We face a future that threatens to leave us not with more because we have taken it from ruling class, but with very much less.
Grim Speculation
We have to consider terrifying and possibly rapid collapse, not just socially, but ecologically. Social change, whether for better or for worse, in this kind of world, will be fragmented and shifting.
Instead of The Revolution we find ourselves in a world in which universalising or generalising revolutionary aims or movements becomes impossible, and even counter productive. We are drawn into consideration of Disaster Communism and the argument that we might well start with nothing but, as Mollison said, all we will need is people.
Conclusions
Questions of the ultimate crisis raise contentious debates around needs and limits, what they are and how to decide.
Permaculture defines culture by the acceptance of limits, those limits are ecological.
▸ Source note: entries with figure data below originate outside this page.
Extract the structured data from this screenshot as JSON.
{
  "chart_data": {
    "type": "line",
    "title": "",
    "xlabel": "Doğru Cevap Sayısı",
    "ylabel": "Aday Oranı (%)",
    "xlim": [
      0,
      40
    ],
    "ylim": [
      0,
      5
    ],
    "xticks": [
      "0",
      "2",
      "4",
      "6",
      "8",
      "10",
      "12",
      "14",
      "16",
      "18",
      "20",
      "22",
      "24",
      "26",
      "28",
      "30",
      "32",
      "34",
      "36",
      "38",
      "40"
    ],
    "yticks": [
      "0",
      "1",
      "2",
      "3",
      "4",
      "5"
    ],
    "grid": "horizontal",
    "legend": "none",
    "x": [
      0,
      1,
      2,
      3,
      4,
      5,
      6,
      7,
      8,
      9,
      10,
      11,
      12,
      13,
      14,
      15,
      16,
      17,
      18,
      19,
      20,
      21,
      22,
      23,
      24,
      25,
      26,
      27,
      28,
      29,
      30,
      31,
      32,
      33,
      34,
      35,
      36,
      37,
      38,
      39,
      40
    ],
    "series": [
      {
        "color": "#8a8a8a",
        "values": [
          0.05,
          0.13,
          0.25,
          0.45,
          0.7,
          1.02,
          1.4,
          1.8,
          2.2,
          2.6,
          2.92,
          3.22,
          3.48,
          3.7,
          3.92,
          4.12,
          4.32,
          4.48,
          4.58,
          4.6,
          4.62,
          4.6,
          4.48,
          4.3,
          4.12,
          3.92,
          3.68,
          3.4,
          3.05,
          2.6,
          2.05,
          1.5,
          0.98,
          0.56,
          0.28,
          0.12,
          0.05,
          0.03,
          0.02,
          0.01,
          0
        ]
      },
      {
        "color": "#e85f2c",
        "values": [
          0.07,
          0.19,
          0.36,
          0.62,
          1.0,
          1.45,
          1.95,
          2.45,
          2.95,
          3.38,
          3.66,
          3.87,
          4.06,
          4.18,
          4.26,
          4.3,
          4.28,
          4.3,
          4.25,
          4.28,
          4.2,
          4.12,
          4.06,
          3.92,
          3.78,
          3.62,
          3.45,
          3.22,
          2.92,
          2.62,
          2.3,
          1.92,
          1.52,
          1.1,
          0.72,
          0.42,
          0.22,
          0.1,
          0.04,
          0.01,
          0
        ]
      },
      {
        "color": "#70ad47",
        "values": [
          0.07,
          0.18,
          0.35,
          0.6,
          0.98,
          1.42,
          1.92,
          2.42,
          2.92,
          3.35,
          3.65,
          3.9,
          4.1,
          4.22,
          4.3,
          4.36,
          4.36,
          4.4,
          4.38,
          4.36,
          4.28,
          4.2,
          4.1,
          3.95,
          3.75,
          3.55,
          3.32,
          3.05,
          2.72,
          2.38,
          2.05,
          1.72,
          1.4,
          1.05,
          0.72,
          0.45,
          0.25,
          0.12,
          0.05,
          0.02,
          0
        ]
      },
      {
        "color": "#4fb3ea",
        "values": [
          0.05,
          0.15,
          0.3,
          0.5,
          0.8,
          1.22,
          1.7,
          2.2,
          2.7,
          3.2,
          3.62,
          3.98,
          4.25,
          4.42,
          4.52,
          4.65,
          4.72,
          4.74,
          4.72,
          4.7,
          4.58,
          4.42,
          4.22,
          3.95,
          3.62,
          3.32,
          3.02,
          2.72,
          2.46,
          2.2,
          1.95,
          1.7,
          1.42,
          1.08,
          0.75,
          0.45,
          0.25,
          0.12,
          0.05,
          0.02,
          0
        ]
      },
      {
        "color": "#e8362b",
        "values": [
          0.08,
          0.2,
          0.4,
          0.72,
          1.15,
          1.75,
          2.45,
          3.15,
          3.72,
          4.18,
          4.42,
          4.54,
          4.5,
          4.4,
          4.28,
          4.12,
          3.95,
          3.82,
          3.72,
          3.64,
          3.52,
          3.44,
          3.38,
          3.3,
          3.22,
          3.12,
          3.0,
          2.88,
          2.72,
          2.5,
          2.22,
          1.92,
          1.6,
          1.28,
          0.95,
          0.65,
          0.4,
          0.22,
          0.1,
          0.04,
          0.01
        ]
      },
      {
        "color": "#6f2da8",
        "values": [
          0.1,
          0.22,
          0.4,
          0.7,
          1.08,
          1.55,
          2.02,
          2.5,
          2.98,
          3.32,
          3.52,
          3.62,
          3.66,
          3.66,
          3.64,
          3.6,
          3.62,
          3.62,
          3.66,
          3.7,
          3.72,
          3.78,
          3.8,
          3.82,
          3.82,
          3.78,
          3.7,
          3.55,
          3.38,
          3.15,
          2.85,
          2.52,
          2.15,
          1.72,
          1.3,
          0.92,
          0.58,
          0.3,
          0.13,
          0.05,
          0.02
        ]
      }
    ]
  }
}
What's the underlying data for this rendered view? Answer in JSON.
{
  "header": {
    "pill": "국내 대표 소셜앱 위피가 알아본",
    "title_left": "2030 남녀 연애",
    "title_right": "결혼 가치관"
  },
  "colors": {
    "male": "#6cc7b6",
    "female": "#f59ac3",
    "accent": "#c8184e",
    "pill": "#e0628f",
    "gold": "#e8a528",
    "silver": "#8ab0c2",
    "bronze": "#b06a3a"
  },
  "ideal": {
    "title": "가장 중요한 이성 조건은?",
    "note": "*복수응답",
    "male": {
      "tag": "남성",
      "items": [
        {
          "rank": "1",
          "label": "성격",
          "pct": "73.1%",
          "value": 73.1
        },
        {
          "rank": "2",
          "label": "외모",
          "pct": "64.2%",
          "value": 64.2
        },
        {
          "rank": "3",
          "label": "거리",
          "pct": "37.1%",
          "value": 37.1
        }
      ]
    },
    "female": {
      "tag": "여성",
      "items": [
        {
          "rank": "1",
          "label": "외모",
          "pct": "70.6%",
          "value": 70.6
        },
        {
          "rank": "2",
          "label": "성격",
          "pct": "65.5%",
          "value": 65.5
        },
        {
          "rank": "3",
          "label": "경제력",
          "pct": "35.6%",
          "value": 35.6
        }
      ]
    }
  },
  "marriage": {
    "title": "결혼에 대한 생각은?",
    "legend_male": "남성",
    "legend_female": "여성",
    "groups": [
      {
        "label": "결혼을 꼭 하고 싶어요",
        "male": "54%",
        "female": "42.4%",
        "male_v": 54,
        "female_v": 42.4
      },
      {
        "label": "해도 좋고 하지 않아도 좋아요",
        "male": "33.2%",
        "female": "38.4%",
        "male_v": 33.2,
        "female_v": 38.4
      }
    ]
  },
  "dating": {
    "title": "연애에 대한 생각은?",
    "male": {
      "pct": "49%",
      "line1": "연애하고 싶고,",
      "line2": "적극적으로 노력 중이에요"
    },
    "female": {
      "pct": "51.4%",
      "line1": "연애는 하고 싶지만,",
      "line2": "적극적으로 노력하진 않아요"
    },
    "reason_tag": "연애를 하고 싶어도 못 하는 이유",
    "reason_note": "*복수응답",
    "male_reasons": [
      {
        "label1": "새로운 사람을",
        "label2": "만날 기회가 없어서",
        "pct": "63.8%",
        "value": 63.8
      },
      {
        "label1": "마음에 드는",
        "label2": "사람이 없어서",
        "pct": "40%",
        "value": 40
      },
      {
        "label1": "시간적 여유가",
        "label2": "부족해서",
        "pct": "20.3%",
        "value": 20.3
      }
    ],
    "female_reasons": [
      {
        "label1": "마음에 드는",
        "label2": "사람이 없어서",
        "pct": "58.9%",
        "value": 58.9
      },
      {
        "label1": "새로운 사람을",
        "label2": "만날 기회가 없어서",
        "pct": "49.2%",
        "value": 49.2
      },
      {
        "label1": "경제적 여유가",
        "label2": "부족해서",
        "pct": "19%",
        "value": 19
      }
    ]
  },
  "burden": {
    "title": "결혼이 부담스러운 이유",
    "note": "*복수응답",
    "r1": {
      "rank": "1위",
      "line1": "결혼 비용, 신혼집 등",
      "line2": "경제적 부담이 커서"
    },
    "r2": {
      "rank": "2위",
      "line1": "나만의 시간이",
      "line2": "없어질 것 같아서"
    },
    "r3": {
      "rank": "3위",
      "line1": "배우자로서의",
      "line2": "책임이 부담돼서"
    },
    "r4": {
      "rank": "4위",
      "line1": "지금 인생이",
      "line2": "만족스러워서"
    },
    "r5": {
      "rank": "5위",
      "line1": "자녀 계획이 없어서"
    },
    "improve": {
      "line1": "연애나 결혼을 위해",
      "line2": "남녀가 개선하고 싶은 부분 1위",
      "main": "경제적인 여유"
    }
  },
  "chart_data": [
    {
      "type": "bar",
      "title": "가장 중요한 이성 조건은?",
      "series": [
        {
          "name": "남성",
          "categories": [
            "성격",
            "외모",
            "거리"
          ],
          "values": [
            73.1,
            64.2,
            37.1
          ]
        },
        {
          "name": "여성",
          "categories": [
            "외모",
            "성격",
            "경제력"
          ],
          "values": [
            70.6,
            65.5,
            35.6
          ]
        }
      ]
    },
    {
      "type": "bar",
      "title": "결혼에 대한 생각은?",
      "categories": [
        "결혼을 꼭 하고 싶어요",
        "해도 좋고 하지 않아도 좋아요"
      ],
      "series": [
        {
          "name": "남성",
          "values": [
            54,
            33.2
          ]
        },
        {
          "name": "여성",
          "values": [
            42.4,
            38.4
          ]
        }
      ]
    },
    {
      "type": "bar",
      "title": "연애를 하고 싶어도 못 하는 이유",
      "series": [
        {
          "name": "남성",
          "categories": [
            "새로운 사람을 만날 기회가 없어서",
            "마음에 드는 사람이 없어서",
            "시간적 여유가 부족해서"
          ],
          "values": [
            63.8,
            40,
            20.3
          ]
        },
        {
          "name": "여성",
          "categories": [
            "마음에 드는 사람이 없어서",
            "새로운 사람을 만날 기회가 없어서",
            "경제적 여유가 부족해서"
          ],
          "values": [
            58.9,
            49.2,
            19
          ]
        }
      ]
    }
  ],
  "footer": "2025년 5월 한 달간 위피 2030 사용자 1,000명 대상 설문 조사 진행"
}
Bookchin does the same in The Ecology of Freedom, to the extent that freedom, where it meets ecological embeddedness, can seem like giving up such freedom of action as we recognise as freedom at all.
Anarchism offers a toolkit for community survival and rebuilding. And Permaculture is also a toolkit, a powerful set of ethically driven design tools to face an imminent crisis, and in the attempt, to recover and retain our humanity.
The shared DNA is evident. Permaculture carries the humanising, ecological and liberatory reason that the economistic current of socialism lacks.
Kropotkin’s reflections on the end of the division of labour, on decentralisation of industry, on intensive horticulture and cities feeding themselves, all find echoes in Permaculture today, but the end that Kropotkin envisaged was the deliberate end of capitalism; the end that we face is more challenging, both to how we should proceed now, and how we might employ our ideas and skills to survive what is coming. The basis of any good design is an up to date base map.